Here are some of the horrors I see that put the word “discipline” in my head and the word will not go away.
1) This is part of the Data Flow of Filter Servers. Based on this visual representation of the “Filter Servers”, can anybody write down the logic for “Filter Servers” in 10 minutes? There is no metadata from the original developer; there is no BRS; there is no field mapping available. There is no single staging point in Relational database/flat files for the entire ETL process. The only staging is done with raw files that are native only to SQL Server Integration Services.
2) Compound the above problem by more similar poorly-design SSIS packages, AND a manually running process on production server. When I asked the reason for a manual process on the production server, I got the following answer:
I can set them up as a job but nothing is outputting the numbers from the run, so if you’re fine with not having those I can do it, otherwise I can just run them manually.
They run so quickly and if we are going to be replacing them anyways, I’m not sure what is to be gained by setting them up as jobs. Just my 2 cents.
3) Data from hardware discovery tools needs a very vigorous data profiling process. On example is this: The record with the last inventory date should be retained and the other should be deleted. When I sent the following question to the original developer, I never received any answer back.
Which part of your SSIS package retains the device record with the last inventory date and delete the other?
Cleansing the source data is an important step
4) If you decided to get “incremental” daily data from source based on last update date, you need to be very careful to make sure a) you don’t miss any data since last run; b) the process is recoverable from the last run without losing data. Here is a mechanism I saw that uses a date filter at the table level to get the daily “incremental” data:
where last_inventoory_date >= dateadd(dd, -1, cast(getdate() as smalldatetime))
Using the above date filter, you will miss many data, if your process
- Didn’t run on certain days for some reason, or
- Failed on certain days
It failed the recoverability test.
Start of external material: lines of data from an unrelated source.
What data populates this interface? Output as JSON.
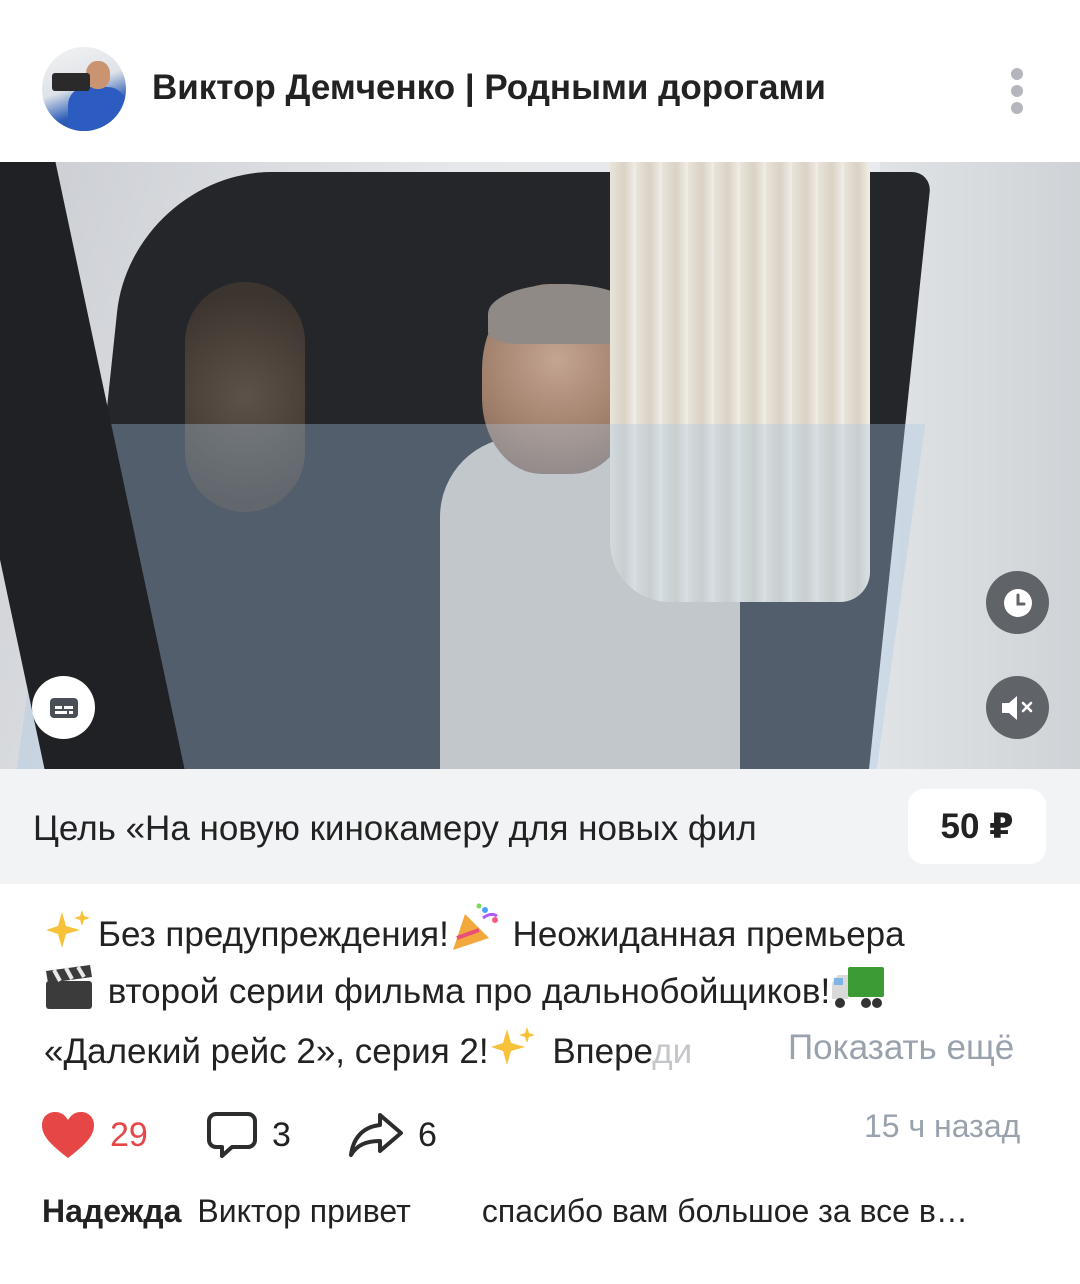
{
  "post": {
    "channel_name": "Виктор Демченко | Родными дорогами",
    "more_icon": "more-vertical-icon",
    "video": {
      "subtitles_icon": "subtitles-icon",
      "watch_later_icon": "clock-icon",
      "mute_icon": "volume-muted-icon"
    },
    "goal": {
      "text": "Цель «На новую кинокамеру для новых фил",
      "amount": "50 ₽"
    },
    "text_lines": {
      "line1_a": "Без предупреждения!",
      "line1_b": " Неожиданная премьера",
      "line2": " второй серии фильма про дальнобойщиков!",
      "line3_a": "«Далекий рейс 2», серия 2!",
      "line3_b": " Впере",
      "line3_fade": "ди"
    },
    "show_more": "Показать ещё",
    "emojis": [
      "sparkles",
      "party-popper",
      "clapper-board",
      "truck",
      "sparkles"
    ],
    "likes": "29",
    "comments": "3",
    "shares": "6",
    "timestamp": "15 ч назад",
    "like_color": "#e64646",
    "latest_comment": {
      "author": "Надежда",
      "text": "Виктор привет        спасибо вам большое за все в…"
    }
  }
}
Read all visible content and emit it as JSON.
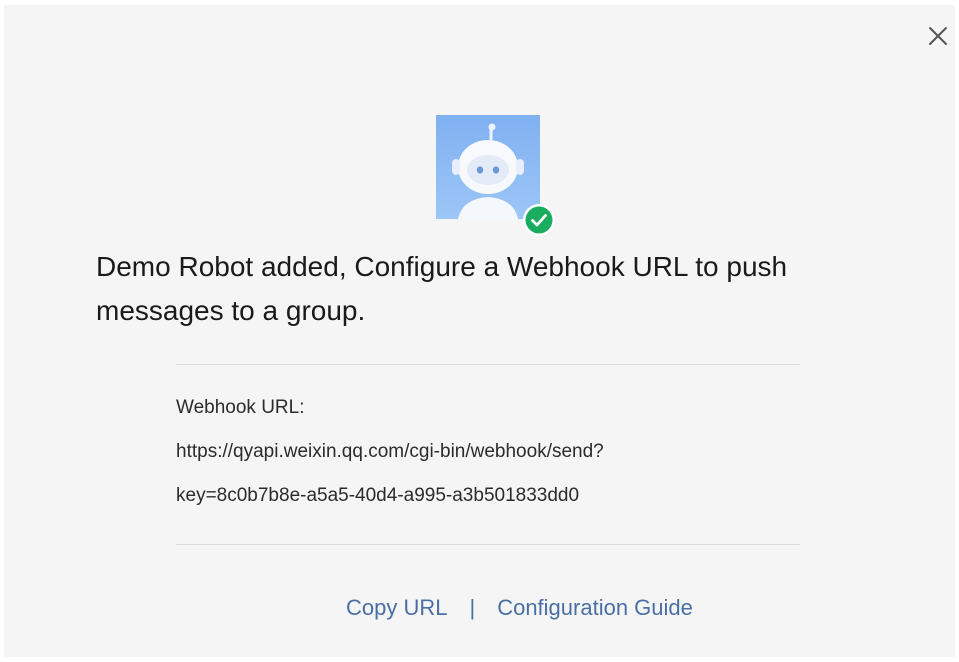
{
  "dialog": {
    "close_icon": "close-icon",
    "avatar_icon": "robot-avatar-icon",
    "badge_icon": "check-circle-icon",
    "headline": "Demo Robot added, Configure a Webhook URL to push messages to a group.",
    "webhook_label": "Webhook URL:",
    "webhook_url_line1": "https://qyapi.weixin.qq.com/cgi-bin/webhook/send?",
    "webhook_url_line2": "key=8c0b7b8e-a5a5-40d4-a995-a3b501833dd0",
    "actions": {
      "copy_url": "Copy URL",
      "separator": "|",
      "config_guide": "Configuration Guide"
    }
  },
  "colors": {
    "link": "#4a6fa5",
    "success": "#1aad5f",
    "avatar_bg": "#86b7f2",
    "background": "#f5f5f5"
  }
}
It also failed the test of not losing any data. The Comparison needs to be at the record level, not a system date.
5) Compound the problem at number 4 by repeating the same code 10 times in 10 different SQL tasks in a SSIS package. The concept of object-oriented and reusability in database design/modeling is well known, but when it comes to writing SQL code and designing ETL process, it requires disciplines and practices from us.
6) How much confidence would you have on your ETL process, when you worked on your laptop for 6 months, and overnight, moved the process to the production server to run manually? During the 6 months, the business requirements have been changes, database schema has changed, hardware architecture has changed.